On Tuesday, Senate Majority Leader Mitch McConnell (R-KY) objected to Sen. Bernie Sanders (D-VT) call for the $2,000 relief check bill to be passed via unanimous consent. Sanders threatened to delay the override of President Trump’s defense bill veto until New Year's if McConnell resists. Keeping the senators at work through the holidays could put a dent in the campaign plans of Republican Sens. Kelly Loeffler and David Perdue, both fighting for re-election and the continuing GOP control of the Senate.
"Let me be clear: If Senator McConnell doesn't agree to an up or down vote to provide the working people of our country a $2,000 direct payment, Congress will not be going home for New Year's Eve," Sanders said on Monday. "Let's do our job."
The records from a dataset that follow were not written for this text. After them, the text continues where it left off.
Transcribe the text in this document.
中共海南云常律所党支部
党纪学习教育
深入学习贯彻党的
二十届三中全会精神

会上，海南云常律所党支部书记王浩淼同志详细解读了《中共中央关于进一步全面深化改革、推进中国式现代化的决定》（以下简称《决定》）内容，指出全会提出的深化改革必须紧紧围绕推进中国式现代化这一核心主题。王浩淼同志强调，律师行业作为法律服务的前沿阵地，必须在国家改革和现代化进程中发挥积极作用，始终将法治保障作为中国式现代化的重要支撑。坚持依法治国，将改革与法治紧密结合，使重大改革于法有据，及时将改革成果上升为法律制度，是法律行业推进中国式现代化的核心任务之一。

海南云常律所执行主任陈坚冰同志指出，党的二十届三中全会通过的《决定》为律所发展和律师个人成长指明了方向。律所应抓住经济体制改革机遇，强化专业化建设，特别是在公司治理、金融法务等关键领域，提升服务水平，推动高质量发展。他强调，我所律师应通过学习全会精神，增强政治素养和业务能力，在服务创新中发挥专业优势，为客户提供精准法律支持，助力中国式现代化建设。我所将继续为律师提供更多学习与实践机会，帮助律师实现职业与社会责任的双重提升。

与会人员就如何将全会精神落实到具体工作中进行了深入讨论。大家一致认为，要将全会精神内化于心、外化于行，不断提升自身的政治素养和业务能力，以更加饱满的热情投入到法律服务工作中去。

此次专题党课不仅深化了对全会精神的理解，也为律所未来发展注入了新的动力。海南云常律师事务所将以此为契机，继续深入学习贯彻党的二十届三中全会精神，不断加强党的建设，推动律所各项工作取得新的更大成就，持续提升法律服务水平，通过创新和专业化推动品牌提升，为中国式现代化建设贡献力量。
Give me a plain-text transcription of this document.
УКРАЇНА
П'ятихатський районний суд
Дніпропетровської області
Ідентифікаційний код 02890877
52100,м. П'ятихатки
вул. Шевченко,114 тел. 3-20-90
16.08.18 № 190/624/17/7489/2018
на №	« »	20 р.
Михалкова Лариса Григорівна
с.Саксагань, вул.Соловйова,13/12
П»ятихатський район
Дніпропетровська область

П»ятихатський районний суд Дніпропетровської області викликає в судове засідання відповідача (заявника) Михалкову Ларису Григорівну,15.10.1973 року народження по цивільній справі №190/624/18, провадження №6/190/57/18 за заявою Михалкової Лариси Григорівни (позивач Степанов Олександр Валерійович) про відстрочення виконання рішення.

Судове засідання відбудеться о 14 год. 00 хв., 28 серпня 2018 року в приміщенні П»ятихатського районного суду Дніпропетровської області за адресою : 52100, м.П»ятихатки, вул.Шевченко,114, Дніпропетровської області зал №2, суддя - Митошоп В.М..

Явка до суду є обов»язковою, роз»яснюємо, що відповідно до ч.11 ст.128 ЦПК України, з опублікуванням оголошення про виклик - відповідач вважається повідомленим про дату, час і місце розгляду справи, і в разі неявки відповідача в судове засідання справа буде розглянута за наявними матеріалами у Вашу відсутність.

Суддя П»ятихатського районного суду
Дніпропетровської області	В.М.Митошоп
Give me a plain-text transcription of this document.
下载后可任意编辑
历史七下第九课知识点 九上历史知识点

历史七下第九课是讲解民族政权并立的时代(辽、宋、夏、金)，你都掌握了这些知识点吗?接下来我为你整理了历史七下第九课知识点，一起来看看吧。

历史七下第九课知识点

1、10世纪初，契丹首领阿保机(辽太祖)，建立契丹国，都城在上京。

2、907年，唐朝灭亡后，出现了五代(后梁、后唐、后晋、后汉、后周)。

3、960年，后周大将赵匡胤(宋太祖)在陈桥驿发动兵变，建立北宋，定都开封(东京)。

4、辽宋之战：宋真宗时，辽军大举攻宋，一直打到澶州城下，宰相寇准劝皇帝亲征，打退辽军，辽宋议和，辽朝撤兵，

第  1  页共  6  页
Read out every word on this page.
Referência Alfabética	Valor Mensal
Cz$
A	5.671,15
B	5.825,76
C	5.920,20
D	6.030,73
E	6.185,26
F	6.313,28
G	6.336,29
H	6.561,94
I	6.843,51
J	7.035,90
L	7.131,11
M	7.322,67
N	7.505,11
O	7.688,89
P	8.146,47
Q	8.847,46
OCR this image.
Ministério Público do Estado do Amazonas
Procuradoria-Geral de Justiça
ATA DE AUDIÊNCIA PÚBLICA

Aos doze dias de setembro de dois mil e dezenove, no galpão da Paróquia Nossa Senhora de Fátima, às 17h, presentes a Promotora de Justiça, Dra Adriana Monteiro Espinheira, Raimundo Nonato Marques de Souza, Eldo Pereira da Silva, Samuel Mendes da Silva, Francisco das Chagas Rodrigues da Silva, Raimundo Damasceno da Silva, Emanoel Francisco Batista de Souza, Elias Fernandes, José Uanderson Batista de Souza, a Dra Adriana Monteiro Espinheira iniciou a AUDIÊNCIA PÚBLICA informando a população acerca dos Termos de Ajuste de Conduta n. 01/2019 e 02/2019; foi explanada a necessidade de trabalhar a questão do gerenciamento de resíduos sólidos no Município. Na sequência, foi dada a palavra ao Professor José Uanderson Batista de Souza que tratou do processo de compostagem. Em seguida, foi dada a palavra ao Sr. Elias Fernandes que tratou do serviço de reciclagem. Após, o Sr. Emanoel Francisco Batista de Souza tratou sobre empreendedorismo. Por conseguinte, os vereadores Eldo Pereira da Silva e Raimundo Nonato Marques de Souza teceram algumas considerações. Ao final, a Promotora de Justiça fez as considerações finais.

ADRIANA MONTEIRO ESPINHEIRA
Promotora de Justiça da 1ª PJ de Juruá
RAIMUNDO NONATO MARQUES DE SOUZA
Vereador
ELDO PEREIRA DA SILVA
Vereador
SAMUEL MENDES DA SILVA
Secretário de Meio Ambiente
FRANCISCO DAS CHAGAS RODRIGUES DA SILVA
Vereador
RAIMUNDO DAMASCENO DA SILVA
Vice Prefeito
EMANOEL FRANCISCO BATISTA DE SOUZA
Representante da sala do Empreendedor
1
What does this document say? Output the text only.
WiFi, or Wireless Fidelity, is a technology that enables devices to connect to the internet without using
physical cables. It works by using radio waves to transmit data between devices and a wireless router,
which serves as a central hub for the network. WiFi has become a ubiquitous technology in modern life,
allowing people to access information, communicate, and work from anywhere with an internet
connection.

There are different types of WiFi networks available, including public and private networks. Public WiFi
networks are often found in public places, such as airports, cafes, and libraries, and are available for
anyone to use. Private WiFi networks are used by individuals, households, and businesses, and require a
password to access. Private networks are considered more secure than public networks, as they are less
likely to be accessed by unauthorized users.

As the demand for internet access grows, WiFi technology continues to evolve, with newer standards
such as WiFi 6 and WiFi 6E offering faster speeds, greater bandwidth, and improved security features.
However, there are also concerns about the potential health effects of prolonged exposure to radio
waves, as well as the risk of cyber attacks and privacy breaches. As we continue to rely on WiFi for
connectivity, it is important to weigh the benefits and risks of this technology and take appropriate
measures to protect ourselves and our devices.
This week on the Senate floor Mitch McConnell wants to vote to override Trump's veto of the $740 billion defense funding bill and then head home for the New Year.— Bernie Sanders (@BernieSanders) December 28, 2020
I'm going to object until we get a vote on legislation to provide a $2,000 direct payment to the working class.
But as soon as Sanders made the call on the Senate floor on Tuesday, McConnell objected.
President Trump signed the second COVID relief package last week, yet told Congress he wants to see an edited version that increases the $600 stimulus payments to $2,000 and gets rid of unnecessary spending. The House voted to increase the stimulus by a vote of 275-134 on Monday. But McConnell has not indicated that he'll schedule a vote on the amended amount.
Several conservative lawmakers have objected to the second COVID relief bill.
Freedom Caucus member Rep. Chip Roy (R-TX), for instance, called it an "irresponsible swamp bill."